“本宮知道,你快去睡吧。”富察琅嬅拍了拍她的手,帶著素練和幾個宮人,匆匆出了長春宮,乘上早已備好的轎輦,往燈火通明、氣氛凝重的壽康宮方向而去。
魏嬿婉站在殿門口,看著皇后一行人的身影消失在夜色中,眼中若有所思。
翌日清晨,天色微明。
魏嬿婉起身梳洗後,發現長春宮正殿那邊已有宮女輕手輕腳地進出,看樣子皇后已經起身了。
她略作整理,便往正殿走去。
守在門口的宮女見是她,連忙恭敬地打起簾子。
魏嬿婉步入殿內,繞過隔斷,徑直走向富察琅嬅的內室。
果然,富察琅嬅已經坐在了梳妝檯前,素練正為她梳理著頭髮。
但是鏡中映出的那張臉,雖已敷了薄粉,卻依舊難掩深深的倦色,眼下是明顯的青黑,連素日里挺直的脊背都微微有些佝僂,整個人透著一股疲憊不堪的氣息。
“姐姐這是幾時回來的?看著好生疲倦,怎不多睡一會兒?”魏嬿婉走到近前,輕聲問道。
富察琅嬅聞聲,勉強打起精神,對著鏡子裡的魏嬿婉露出一個有些虛弱的笑容:“是嬿婉啊……本宮也是剛回來不久。
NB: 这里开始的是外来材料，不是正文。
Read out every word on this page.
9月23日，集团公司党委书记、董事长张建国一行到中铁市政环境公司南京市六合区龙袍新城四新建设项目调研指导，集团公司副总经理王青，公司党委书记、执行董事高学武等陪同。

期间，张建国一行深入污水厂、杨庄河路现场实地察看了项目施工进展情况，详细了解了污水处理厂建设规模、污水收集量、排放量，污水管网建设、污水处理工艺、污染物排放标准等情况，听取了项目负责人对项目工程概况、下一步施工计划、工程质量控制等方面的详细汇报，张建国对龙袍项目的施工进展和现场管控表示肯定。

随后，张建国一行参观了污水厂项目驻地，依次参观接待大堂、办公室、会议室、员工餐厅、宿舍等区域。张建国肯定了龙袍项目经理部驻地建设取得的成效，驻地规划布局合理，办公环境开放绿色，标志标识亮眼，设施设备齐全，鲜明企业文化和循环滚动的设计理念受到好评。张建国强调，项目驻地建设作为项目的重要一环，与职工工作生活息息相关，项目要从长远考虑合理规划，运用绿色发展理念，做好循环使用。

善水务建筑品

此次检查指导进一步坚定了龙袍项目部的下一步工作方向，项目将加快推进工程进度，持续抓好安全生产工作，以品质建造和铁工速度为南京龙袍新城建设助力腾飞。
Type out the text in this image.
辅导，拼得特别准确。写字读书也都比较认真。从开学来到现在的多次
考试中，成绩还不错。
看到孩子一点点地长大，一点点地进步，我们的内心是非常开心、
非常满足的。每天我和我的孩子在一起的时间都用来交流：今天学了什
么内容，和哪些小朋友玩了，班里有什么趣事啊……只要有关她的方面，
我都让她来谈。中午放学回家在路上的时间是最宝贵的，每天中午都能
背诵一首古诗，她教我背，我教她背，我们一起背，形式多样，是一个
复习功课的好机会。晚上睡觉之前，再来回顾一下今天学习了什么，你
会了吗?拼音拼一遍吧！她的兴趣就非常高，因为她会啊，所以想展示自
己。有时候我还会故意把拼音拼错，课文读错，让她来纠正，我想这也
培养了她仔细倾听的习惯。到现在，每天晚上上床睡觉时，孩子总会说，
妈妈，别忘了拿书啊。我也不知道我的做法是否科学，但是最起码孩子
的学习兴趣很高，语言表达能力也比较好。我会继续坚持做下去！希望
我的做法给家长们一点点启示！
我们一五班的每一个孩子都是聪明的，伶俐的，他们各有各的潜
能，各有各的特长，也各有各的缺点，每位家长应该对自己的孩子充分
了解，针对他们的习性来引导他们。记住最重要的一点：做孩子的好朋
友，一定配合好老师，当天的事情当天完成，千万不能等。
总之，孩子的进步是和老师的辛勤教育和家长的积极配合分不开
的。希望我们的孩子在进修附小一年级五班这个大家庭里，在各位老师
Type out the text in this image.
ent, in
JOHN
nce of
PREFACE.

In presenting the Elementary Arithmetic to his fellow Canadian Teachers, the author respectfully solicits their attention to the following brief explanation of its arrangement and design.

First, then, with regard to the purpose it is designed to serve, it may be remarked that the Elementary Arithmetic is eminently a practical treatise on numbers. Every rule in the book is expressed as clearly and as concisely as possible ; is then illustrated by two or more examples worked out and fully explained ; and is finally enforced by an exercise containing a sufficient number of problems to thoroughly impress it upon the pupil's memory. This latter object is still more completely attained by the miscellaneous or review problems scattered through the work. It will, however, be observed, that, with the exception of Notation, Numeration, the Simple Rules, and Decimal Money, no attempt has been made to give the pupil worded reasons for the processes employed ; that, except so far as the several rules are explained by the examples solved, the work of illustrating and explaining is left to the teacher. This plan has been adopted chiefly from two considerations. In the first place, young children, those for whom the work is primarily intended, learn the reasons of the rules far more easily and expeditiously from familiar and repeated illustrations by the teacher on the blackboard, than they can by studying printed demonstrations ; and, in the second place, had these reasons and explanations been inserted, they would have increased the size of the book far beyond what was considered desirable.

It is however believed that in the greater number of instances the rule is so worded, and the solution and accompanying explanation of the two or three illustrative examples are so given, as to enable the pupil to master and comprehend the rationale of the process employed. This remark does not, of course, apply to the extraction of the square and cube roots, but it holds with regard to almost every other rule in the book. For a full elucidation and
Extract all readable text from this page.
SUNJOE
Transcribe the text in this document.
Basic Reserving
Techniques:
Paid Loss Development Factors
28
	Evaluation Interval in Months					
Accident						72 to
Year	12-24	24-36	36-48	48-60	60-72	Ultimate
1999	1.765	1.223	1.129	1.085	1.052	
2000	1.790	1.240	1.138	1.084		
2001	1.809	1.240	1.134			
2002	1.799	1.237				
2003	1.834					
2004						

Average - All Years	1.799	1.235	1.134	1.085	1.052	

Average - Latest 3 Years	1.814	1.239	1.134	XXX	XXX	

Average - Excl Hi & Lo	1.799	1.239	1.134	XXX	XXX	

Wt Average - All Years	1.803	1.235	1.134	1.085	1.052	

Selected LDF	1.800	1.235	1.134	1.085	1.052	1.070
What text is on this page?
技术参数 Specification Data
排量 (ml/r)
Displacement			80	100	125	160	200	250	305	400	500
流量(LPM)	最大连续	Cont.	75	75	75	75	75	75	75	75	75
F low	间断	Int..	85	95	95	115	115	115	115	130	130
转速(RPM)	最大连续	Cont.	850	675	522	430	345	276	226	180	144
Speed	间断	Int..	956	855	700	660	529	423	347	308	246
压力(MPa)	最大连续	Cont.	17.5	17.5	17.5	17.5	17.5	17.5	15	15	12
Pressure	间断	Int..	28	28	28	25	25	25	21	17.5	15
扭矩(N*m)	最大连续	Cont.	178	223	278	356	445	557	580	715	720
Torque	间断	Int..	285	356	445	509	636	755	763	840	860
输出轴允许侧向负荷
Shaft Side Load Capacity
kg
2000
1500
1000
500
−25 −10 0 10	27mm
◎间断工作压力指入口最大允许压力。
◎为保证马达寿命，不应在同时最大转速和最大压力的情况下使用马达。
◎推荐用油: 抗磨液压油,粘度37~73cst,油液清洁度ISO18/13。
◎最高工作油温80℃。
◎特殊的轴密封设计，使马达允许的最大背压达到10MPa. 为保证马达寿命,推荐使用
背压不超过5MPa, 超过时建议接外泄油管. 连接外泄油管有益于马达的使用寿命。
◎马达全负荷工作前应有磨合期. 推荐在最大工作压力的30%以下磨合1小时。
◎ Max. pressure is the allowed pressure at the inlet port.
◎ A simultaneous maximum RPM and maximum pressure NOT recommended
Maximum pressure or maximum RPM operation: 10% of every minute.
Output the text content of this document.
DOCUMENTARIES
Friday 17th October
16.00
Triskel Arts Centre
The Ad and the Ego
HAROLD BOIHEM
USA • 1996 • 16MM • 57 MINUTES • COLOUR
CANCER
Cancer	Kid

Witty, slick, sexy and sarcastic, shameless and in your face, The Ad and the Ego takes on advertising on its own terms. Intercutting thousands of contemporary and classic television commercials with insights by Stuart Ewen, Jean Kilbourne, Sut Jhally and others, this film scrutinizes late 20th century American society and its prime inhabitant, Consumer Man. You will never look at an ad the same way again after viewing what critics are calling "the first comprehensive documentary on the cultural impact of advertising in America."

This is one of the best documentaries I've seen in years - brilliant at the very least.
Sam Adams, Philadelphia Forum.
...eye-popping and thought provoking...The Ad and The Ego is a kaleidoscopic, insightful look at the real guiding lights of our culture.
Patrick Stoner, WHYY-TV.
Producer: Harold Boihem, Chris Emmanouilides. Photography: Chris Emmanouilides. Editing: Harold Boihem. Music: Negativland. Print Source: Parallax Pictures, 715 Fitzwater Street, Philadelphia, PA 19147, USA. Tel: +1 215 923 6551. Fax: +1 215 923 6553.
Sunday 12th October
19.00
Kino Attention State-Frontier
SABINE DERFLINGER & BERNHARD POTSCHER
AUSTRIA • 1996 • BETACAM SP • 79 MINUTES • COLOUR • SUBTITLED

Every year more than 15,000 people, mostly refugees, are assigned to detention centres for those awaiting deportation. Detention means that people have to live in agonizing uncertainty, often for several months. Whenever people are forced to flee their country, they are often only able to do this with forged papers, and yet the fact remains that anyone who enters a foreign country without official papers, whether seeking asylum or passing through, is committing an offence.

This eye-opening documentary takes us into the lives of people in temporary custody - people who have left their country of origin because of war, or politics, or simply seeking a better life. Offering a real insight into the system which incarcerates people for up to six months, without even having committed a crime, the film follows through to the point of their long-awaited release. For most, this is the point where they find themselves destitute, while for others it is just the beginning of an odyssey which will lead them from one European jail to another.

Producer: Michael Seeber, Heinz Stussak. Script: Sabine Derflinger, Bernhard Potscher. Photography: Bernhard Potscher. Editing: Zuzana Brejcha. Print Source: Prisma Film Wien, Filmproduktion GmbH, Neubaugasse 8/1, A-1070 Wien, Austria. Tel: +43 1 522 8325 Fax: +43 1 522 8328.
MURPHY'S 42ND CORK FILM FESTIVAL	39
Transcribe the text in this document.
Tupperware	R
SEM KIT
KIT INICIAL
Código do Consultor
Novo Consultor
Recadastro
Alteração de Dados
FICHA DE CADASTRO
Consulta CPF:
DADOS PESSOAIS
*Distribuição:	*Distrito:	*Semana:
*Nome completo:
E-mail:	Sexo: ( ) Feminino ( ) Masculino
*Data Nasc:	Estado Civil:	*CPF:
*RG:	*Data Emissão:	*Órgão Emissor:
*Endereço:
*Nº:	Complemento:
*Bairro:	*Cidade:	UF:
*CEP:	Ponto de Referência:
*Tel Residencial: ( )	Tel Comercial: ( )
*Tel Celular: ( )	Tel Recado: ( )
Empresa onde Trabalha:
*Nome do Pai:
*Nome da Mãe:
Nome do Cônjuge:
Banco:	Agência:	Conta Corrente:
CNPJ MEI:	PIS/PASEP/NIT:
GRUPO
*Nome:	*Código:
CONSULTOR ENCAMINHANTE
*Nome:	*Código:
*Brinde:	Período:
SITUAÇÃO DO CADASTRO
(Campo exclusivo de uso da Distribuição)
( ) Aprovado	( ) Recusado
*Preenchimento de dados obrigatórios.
昨夜……就在壽康宮的硬榻上稍稍合了閤眼,實在睡不著。”
她說著,忍不住又打了一個長長的哈欠,眼角沁出點生理性的淚花。
魏嬿婉蹙眉:“太后那邊情形如何?姐姐等會兒還要過去?”
“太醫瞧過了,說是萬幸,那匕首刺入不深,只傷了皮肉,未曾傷及內臟,性命是無礙了,只是失血不少,需得好生將養。”
富察琅嬅嘆了口氣,語氣裡是實打實的勞累,“等會兒本宮還得安排各宮嬪妃輪番去壽康宮侍疾,名單總要擬定了才好。待安排妥當,本宮再回來眯一會兒,用過午膳,還得再去太后那邊瞧瞧。”
魏嬿婉看著她那幾乎睜不開的眼睛,直接道:“姐姐,您這眼睛都快睜不開了,還強撐什麼?先去睡吧。
等會兒各宮來請安,我替您去跟慧貴妃說一聲,讓她主持著,帶人去壽康宮侍疾便是。
這些不過是按例安排的瑣事,慧貴妃位分最高,又曾代掌宮務,處理這些最是妥當,您何必再費這個心?”
富察琅嬅聞言,有些猶豫:“這……怕是不太好吧?若是傳到皇上那裡……” 她擔心皇上認為她怠慢太后。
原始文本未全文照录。